Some of the strictest rules are in place in King's Bay in Citrus County, one of the most popular gathering spots for manatees in the state. Nearly 200 manatees are often counted in the area during cool weather when manatees seek the warmer water of natural springs. But the rules there were put in place only after lengthy and heated debate.

Manatees also face danger because their aquatic habitat continues to be destroyed by water pollution and waterfront development. The animals are vegetarians and eat aquatic plants.

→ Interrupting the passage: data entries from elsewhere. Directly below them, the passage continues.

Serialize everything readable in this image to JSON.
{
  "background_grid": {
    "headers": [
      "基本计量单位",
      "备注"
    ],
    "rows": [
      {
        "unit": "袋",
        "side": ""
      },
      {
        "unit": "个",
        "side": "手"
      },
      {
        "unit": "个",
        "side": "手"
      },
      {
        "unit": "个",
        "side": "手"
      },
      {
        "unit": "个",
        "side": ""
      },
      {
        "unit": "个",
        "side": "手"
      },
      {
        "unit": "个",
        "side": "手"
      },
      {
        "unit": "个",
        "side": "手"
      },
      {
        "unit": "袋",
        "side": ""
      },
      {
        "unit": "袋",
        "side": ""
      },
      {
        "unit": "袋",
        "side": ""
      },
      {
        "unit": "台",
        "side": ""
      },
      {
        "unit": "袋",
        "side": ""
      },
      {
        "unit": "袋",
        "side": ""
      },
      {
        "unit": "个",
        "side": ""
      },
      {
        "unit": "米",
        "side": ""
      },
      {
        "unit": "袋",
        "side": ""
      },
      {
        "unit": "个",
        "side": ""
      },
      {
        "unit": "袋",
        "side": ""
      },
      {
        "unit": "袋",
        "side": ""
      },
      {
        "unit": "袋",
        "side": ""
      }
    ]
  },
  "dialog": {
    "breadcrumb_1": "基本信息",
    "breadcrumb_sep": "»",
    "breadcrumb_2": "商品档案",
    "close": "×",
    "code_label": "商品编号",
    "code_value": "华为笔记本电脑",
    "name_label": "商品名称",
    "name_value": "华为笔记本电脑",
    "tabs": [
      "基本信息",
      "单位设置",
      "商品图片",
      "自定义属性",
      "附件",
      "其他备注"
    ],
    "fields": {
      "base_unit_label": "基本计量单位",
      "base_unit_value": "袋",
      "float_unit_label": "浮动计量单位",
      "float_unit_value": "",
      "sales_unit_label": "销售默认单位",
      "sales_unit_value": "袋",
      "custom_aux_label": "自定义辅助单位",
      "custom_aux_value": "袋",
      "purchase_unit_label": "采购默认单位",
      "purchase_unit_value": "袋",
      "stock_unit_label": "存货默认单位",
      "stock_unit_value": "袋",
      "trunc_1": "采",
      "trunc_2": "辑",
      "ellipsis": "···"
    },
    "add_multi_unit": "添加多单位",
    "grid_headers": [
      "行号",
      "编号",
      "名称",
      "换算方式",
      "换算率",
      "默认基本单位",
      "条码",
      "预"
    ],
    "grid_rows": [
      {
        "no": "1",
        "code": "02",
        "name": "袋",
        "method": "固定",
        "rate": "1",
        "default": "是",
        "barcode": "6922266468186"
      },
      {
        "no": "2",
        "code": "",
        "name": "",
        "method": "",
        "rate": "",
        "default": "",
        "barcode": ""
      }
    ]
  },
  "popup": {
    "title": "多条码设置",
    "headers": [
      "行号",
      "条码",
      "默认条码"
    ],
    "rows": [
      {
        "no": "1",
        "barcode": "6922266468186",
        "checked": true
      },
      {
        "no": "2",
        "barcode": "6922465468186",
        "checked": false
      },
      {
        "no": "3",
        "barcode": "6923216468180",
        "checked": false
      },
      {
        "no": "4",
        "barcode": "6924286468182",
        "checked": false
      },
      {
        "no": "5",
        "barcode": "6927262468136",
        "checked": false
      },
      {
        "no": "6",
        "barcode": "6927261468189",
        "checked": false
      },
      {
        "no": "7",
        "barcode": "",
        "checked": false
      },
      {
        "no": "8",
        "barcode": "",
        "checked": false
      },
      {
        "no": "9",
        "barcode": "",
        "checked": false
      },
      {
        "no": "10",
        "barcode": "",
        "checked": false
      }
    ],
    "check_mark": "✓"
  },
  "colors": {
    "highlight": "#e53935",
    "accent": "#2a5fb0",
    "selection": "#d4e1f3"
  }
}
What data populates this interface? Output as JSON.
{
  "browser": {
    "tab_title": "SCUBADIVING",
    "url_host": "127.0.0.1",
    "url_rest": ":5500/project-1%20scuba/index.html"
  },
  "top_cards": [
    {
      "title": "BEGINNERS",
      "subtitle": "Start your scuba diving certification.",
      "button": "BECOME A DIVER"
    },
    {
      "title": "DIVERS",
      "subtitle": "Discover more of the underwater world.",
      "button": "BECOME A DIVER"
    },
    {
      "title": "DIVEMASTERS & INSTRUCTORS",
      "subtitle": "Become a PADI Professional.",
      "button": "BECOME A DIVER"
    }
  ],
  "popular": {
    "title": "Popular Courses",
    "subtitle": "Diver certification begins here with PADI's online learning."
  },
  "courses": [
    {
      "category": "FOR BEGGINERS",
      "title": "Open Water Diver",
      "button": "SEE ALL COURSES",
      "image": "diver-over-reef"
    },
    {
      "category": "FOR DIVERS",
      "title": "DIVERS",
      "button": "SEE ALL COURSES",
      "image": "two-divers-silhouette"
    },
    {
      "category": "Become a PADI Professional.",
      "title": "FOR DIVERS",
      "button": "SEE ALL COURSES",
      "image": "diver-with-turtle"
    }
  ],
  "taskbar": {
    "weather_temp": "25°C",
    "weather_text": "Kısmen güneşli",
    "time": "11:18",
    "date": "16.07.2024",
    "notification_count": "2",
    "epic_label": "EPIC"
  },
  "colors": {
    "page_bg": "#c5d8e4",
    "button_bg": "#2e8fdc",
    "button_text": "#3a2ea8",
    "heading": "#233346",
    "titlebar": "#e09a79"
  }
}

Bruce Ackerman, a biologist with the Florida Marine Research Institute, said his own analysis shows that the manatee population may have increased slightly during the past 16 years. But he warned that it's difficult to predict the future because trends are more easily recognized in hindsight.

"We can say we're pretty sure about what was happening five years ago," Ackerman said. "But we can't say what's happening here now."

Ackerman has organized statewide aerial manatee counts in recent years to get a better handle on the population.

The weekend conference will address a wide range of topics, including radio tracking methods, DNA analysis, brain behavior, feeding behavior and rehabilitation. The conference will be Friday through Sunday at the Gainesville Radisson Hotel and is open to the public.

_ Information from the Associated Press was used in this report.